Это длилось мгновение. Он опустил веки, погасил глаза, мягко, едва касаясь, огладил ладонями свою металлическую синюю бороду. Пошел к выходу, тихо выговаривая на ходу начальнику разведки:
— Завтра русские будут захватывать Музей искусств… Заминируй дом… Используй этих двух собак как приманку… Враги не получат наших картин… Не получат своих пленных… Получат пепел и осколки костей, которые в целлофановых пакетиках разошлют по деревням русским бабам…

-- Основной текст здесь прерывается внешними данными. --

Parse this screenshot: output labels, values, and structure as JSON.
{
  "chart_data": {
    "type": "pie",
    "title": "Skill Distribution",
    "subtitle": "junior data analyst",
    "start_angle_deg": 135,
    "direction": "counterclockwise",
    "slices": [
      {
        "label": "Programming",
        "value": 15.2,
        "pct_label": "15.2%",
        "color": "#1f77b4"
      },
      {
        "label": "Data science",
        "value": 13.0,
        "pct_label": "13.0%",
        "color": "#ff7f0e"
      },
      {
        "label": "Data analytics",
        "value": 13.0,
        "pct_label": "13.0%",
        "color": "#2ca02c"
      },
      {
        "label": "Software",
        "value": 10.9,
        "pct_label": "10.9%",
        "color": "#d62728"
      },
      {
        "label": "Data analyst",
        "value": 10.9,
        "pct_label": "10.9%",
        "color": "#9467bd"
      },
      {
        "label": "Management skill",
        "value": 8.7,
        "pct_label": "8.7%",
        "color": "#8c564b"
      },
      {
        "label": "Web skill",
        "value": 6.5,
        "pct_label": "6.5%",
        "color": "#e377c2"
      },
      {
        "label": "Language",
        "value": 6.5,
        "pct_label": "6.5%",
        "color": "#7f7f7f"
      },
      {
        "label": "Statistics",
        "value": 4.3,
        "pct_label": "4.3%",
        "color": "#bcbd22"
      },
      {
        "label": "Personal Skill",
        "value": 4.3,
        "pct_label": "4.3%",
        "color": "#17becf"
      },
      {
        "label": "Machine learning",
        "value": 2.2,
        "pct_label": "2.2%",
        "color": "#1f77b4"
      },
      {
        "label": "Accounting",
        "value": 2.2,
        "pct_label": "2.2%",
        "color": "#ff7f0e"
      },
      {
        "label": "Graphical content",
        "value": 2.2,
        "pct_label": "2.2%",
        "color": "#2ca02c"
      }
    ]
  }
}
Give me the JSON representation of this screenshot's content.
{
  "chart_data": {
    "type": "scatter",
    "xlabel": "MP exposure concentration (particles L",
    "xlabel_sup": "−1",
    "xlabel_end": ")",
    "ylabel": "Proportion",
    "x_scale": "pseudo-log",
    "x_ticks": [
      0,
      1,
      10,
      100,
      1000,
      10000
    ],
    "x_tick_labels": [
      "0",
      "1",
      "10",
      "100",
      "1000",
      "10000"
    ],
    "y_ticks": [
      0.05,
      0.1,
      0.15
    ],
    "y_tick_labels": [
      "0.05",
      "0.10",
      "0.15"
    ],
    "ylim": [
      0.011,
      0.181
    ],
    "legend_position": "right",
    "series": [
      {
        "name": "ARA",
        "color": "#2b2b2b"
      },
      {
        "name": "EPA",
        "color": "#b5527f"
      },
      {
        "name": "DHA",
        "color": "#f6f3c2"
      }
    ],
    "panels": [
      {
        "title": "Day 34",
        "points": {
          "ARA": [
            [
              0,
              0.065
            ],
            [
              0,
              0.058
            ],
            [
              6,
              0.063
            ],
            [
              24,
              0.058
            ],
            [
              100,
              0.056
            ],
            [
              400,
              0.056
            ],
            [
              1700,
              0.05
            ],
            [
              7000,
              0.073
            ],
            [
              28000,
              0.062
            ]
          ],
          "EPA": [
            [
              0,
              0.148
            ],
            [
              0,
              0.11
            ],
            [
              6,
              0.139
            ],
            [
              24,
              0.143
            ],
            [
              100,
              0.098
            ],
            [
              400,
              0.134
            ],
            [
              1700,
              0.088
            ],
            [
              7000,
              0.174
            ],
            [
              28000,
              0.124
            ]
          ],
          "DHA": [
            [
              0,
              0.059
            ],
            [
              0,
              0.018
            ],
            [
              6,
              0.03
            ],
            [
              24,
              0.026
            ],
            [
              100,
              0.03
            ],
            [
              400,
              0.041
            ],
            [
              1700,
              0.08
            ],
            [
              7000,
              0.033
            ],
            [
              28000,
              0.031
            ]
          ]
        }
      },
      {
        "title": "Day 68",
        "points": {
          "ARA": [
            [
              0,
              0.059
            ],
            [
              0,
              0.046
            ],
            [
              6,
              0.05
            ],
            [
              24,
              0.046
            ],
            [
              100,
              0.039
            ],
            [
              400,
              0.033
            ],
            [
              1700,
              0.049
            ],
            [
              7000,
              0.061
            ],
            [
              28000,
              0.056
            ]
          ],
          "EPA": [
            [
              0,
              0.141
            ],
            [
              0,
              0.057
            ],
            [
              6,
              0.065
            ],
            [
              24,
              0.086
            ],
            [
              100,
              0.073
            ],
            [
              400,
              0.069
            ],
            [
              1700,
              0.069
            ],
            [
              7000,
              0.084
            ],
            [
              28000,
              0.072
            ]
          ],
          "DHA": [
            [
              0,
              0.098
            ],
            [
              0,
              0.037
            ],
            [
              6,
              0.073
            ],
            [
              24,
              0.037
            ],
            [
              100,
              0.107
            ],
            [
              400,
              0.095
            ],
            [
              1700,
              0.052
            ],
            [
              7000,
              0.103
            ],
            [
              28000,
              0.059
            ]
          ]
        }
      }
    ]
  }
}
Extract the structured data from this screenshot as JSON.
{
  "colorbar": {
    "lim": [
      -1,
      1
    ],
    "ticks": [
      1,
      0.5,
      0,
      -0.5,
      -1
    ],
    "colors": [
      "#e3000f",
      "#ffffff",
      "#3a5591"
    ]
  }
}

Уходил, успевая заметить, как Литкин напоследок страстно и жадно ведет окуляр по лицам пленных, выпивая из них остатки жизни.
Двумя джипами они пробирались по ночному городу в черных развалинах, которые шевелились среди котлованов, озаренные изнутри тлеющими пожарами, как слепые великаны с красными пустыми глазницами, из которых выдрали глаза. Литкин на заднем сиденье, рядом с Шамилем Басаевым, направлял на него портативную телекамеру. Снимал крупным планом черную, как густой вар, бороду, внезапно вспыхивающий чернильный зрак, проблеск белых зубов. Смещал объектив, выхватывая сквозь стекло тлеющее, с малиновыми головнями пожарище, или изуродованный, на догорающих покрышках грузовик, или небо с колючими перекрестьями трассеров.
Это была уникальная съемка, неповторимый синхрон, когда Басаев, проезжая в зоне ночных боев, исповедовал перед телекамерой военные воззрения, государственную философию, цели священной борьбы. Этот драгоценный синхрон украсит будущий фильм, который Литкин привезет в Париж. В уютном отеле, чуть опьянев от вкусного вина, нагулявшись по сиреневым весенним бульварам, налюбовавшись на огненно-золотые вывески «Мулен Руж», видя из окна сияющее чудо Эйфелевой башни, он включит видеозапись. На просторном экране зашевелятся в смоляной бороде розовые близкие губы, блеснет под воздетой бровью волчий черно-фиолетовый глаз, и сквозь рокот мотора зазвучит медлительный голос Басаева:
— Кавказ является истинным центром мира. Бог сотворил Кавказ как единый дом, под крышей которого живут благодатные народы. Отсюда, от наших хребтов и долин, от наших горных рек и белых снегов началась история человечества. Здесь, запечатанная каменной печатью Кавказа, хранится тайна мира. Плодоносящая матка, откуда исходят знания и верования. Чеченцы поставлены Богом охранять эти тайны, беречь их для будущего человечества. Все, что удивляет в чеченце англичанина, или француза, или немца — его мужество, бесстрашие, любовь к Богу, мечта о праведной жизни, — все это черты народа, поставленного Богом охранять тайну мира…
Они проезжали дом, в который попала зажигательная бомба. В здании бушевал пожар. Из окон летело наружу разноцветное пышное пламя. Из одного окна — ярко-зеленое, змеистое, из другого — оранжево-красное, с ворохом пышных искр, из третьего — ослепительно-белое, магниевое, с сыпучими звездами. Казалось, в доме, в черном каменном коробе, живет огромный цветастый павлин. Поворачивается во все стороны, распускает огненный хвост, просовывает в окна мохнатые лучистые перья.
Литкин снял пожар. Перевел объектив на близкие мрачные глаза Басаева, отразившие перламутр пожара.